The Yeomen of the Guard

At Winthrop House

The spectacle of eight mustachioed Beefeaters singing through their mutton-chops ought to be enough to warm the cockles of anybody's heart. The Winthrop House production of Gilbert and Sullivan's "The Yeomen of the Guard" has that and more. It has principals who act and sing with gusto. It may not be the D'Oyly Carte company in the Junior Common Room, but it is a thoroughly delightful group.

The three principles of amateur G & S are 1) to sing lustily and loudly, 2) to act lustily and loudly, and 3) to keep going no matter what happens. It is gratifying to report that, despite the inevitable week spots, the Winthrop troupe did all three.

In writing the book for "The Yeomen of the Guard" Gilbert was faced with the problem of appeasing Sullivan, who thought he was too good a composer to bother with light opera.
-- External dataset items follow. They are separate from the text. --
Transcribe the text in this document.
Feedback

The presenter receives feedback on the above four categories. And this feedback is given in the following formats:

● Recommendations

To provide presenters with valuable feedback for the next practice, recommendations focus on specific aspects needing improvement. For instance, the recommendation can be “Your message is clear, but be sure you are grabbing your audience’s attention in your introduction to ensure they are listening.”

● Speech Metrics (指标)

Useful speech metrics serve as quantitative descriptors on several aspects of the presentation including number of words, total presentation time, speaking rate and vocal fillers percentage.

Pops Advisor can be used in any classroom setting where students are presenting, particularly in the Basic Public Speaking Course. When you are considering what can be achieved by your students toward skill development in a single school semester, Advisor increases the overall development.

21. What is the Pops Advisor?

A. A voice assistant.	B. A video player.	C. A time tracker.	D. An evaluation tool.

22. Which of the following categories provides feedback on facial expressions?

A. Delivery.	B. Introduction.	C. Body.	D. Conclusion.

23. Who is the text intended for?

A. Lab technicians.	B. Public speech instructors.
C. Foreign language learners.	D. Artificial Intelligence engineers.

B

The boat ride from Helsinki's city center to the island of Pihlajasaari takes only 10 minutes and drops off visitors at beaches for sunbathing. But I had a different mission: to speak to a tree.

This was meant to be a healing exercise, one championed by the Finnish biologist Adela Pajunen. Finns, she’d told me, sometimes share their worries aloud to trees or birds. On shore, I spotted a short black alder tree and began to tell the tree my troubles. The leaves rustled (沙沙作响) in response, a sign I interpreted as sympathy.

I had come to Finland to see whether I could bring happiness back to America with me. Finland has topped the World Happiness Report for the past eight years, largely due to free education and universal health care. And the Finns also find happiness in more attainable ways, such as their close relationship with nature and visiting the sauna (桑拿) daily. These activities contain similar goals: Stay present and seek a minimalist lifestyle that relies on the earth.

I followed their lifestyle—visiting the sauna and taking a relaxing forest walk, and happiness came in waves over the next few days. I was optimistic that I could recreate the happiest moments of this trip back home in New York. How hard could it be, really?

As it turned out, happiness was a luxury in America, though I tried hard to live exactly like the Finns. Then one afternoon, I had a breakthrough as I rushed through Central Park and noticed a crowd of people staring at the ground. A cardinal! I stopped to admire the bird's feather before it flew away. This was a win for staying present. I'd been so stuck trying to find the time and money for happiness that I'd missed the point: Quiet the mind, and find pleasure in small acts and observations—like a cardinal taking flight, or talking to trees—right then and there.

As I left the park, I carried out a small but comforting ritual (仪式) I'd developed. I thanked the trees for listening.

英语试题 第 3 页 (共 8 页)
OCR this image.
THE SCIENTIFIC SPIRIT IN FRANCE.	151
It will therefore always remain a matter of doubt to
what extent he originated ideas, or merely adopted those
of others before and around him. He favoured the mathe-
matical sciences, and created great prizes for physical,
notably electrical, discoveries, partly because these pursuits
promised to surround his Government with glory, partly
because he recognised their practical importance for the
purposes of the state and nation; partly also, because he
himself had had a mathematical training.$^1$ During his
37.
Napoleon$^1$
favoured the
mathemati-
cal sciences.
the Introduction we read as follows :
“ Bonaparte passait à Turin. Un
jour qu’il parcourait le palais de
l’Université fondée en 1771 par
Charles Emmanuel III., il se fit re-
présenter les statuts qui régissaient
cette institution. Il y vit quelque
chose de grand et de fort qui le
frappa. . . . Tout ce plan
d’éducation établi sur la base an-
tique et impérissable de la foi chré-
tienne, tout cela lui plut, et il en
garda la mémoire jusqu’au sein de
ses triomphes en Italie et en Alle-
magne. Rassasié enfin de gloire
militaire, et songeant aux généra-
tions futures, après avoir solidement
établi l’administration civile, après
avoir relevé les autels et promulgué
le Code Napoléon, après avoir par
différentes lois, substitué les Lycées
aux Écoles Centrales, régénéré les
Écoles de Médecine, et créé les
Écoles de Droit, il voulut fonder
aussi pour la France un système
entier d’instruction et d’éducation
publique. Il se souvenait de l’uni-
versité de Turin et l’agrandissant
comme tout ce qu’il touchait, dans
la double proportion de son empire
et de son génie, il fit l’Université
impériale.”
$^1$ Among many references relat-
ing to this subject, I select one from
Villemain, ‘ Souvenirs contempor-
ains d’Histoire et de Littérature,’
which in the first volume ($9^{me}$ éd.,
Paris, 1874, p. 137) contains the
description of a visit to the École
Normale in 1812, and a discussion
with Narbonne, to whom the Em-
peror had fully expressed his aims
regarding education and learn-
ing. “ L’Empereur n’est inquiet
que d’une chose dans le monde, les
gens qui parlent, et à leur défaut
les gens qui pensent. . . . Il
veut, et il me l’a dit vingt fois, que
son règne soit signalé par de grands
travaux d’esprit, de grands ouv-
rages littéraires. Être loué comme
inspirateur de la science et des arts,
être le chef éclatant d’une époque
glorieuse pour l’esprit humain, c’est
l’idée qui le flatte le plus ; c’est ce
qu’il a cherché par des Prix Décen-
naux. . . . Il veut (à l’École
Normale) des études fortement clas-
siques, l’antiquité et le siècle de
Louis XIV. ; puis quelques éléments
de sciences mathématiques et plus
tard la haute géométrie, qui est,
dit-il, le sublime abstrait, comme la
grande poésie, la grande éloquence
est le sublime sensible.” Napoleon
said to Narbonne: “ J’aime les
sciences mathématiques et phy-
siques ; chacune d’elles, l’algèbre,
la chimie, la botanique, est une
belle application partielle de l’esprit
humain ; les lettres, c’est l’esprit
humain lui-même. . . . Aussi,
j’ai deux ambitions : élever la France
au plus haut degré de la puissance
As a result this tale of Bloody tower and the romances that take place in its shadow comes closer to being "grand opera" than anything else the two men wrote together. For a change, the ending is not entirely happy.

Although "The Yeomen of the Guard" has many excellent songs and scenes, it is Jack Point, the unhappy Jester, who distinguishes the work. W. Barry Pennington plays the role with as complete a mastery as anyone could hope for in such a production. He projects Gilbert's conceits admirably, and at the same time is able to make the fool a genuinely pitiable character. There is more of the grumpily clever W. S. Gilbert in Point's lines than in those of any other part in the operas.

Dave Shapiro plays the Assistant Tormentor, Wilfred, with some fine, in-character mugging. A young lady with a lovely voice, Mary Warren Bartlett, is charming as the heroine, Elsie. Others who perform lustily and well are Timothy Wise, J. Vernon Patrick, Yolanda Lyon, and Jean Campbell. The setting by George Hersey is excellent, considering the fantastic limitations of his stage. Musical Director Norman R. Shapiro, and the entire troupe have turned out a production that does well by Gilbert and Sullivan.